To determine which student's solution is accurate, we need to analyze the steps taken by both Jamal and George in solving the quadratic equation \(x^2 + 4x - 5 = 7\).
First, we should rewrite George's equation \(x^2 + 4x - 5 = 7\) in standard form:
- Subtract 7 from both sides: \[ x^2 + 4x - 5 - 7 = 0 \implies x^2 + 4x - 12 = 0 \]
Now we can evaluate both students based on the original equation:
1. Jamal's Solution:
- Jamal correctly rewrote the equation as \(x^2 + 4x - 12 = 0\).
- He factored it correctly into \((x + 6)(x - 2) = 0\).
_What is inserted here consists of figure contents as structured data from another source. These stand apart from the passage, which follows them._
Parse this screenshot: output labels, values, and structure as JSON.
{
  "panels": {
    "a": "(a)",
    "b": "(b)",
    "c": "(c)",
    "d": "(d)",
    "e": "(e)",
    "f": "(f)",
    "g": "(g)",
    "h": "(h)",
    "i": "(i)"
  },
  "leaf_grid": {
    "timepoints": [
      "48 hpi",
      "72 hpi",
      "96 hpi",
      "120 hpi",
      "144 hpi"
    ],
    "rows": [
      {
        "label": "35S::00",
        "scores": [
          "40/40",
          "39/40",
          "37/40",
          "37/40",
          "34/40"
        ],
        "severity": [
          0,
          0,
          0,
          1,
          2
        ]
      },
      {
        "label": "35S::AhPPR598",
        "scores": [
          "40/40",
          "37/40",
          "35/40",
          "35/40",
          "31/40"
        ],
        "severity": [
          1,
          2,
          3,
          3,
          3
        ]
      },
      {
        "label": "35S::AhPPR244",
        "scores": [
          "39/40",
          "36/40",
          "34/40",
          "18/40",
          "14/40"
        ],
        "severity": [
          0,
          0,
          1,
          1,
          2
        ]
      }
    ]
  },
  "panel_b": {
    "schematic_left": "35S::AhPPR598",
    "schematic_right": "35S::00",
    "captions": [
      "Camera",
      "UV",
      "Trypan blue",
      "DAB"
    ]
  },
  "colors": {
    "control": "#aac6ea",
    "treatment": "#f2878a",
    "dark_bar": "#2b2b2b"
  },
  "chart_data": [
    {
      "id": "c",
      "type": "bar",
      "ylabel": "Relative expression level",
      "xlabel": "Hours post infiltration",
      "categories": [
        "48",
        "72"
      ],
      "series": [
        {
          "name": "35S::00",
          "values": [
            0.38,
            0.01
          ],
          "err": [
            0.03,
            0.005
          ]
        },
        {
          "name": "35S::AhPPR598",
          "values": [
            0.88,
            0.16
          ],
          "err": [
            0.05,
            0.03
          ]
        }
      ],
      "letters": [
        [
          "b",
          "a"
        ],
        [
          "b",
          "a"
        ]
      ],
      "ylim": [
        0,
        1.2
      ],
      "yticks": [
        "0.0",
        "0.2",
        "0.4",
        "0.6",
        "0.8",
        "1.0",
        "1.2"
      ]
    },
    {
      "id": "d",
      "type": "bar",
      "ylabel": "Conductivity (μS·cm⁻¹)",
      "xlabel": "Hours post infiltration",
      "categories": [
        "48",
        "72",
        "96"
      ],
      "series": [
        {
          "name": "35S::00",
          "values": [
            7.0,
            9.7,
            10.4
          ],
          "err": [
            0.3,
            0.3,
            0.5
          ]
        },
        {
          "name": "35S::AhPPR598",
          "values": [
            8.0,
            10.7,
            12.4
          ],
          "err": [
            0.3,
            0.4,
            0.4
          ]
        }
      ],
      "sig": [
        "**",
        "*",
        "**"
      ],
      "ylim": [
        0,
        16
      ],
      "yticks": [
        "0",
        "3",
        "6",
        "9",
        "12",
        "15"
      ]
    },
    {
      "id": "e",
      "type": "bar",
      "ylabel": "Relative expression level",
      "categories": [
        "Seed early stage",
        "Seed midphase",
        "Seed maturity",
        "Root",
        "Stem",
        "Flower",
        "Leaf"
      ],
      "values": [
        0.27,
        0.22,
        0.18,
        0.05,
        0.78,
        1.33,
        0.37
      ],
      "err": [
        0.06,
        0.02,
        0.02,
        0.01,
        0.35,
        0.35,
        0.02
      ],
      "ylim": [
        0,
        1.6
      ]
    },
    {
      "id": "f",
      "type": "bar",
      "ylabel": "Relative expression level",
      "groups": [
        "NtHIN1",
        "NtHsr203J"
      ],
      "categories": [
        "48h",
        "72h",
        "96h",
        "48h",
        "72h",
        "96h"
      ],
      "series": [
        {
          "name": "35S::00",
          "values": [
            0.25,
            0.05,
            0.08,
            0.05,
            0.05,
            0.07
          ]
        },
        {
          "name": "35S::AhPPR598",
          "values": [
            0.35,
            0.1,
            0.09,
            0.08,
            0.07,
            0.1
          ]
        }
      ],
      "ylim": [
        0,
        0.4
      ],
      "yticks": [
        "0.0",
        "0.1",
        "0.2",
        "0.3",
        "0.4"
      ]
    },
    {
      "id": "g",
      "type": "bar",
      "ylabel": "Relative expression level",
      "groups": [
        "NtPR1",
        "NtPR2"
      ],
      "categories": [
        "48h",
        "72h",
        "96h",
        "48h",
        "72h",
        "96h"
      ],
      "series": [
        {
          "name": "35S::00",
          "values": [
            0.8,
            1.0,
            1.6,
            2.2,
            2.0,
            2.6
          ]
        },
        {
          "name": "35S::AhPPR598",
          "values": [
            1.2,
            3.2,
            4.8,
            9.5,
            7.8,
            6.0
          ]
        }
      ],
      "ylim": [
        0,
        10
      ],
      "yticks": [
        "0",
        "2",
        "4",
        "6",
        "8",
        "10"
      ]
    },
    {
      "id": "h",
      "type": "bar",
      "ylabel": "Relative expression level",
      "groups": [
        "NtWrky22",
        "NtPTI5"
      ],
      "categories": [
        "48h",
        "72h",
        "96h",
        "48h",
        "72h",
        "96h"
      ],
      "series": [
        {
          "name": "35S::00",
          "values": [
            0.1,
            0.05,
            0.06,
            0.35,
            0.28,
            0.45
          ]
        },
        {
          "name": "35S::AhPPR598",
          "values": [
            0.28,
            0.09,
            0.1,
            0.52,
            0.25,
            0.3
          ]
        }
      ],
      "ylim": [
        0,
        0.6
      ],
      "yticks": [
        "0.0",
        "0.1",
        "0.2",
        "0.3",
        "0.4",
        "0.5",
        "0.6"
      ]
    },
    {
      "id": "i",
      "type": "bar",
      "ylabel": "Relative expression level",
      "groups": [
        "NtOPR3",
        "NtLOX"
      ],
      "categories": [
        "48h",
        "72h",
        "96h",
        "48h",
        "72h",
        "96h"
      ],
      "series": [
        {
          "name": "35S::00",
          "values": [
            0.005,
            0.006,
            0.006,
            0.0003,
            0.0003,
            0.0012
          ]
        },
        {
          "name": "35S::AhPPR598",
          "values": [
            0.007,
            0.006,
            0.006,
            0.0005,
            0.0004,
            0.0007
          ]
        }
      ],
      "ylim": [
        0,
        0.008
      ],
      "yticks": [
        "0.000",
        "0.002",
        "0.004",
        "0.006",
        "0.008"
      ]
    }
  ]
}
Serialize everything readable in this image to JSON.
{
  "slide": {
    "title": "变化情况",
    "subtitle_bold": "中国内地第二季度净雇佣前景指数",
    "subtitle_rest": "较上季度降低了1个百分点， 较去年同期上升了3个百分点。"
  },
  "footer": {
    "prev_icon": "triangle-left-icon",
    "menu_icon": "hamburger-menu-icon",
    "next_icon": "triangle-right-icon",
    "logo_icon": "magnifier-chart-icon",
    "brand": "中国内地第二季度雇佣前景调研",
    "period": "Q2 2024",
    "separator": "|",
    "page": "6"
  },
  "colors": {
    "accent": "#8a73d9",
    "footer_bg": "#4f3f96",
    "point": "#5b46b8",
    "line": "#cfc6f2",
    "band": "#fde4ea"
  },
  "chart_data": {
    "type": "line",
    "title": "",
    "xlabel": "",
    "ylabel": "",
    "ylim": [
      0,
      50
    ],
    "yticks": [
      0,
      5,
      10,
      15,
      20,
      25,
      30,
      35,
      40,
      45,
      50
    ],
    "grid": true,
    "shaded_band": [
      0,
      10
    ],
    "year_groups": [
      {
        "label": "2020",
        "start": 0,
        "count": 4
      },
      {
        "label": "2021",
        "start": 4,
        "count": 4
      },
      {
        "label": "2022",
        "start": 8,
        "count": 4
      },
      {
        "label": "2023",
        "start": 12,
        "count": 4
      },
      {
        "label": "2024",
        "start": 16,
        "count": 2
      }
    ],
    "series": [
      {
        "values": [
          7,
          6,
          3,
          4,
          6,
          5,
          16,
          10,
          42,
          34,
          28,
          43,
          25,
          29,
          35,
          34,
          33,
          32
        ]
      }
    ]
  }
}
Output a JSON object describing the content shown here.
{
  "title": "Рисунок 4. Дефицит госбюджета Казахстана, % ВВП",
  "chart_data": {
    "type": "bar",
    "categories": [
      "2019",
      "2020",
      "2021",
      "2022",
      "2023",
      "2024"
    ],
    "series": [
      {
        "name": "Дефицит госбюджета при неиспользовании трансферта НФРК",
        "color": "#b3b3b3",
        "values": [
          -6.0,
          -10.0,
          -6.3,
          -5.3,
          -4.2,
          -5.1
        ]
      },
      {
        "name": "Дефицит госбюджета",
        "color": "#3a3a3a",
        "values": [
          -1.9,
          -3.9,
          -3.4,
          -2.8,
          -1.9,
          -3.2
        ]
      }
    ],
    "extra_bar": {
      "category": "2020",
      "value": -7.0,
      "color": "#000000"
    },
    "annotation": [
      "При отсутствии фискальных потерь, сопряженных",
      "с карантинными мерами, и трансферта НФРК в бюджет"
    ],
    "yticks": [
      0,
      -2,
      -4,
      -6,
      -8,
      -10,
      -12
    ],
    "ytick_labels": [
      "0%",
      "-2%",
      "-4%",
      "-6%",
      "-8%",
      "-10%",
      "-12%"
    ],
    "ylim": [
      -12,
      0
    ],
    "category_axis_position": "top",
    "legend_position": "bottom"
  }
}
- Jamal then set each factor equal to zero:
- \(x + 6 = 0 \implies x = -6\)
- \(x - 2 = 0 \implies x = 2\)
Therefore, Jamal has correctly applied the Zero Product Property after moving all terms to one side.
2. George's Solution:
- George started with the equation \(x^2 + 4x - 5 = 7\) but did not bring it to the correct standard form \(x^2 + 4x - 12 = 0\). He incorrectly wrote it as \((x + 5)(x - 1) = 7\), which is not the correct factorization of the standard form.
- Because he did not solve the equation correctly, applying the Zero Product Property to his incorrect factors leads to erroneous solutions: \(x = -5\) and \(x = 1\).
Conclusion: Jamal's solution is accurate because he properly transformed the equation into standard form \(x^2 + 4x - 12 = 0\) and factored it correctly. In contrast, George's solution is inaccurate because he did not correctly rearrange the equation before factoring, resulting in an incorrect application of the Zero Product Property. This analysis demonstrates that Jamal’s approach and final solutions of \(x = -6\) and \(x = 2\) are valid, while George’s conclusions are based on an incorrect factorization and thus are invalid.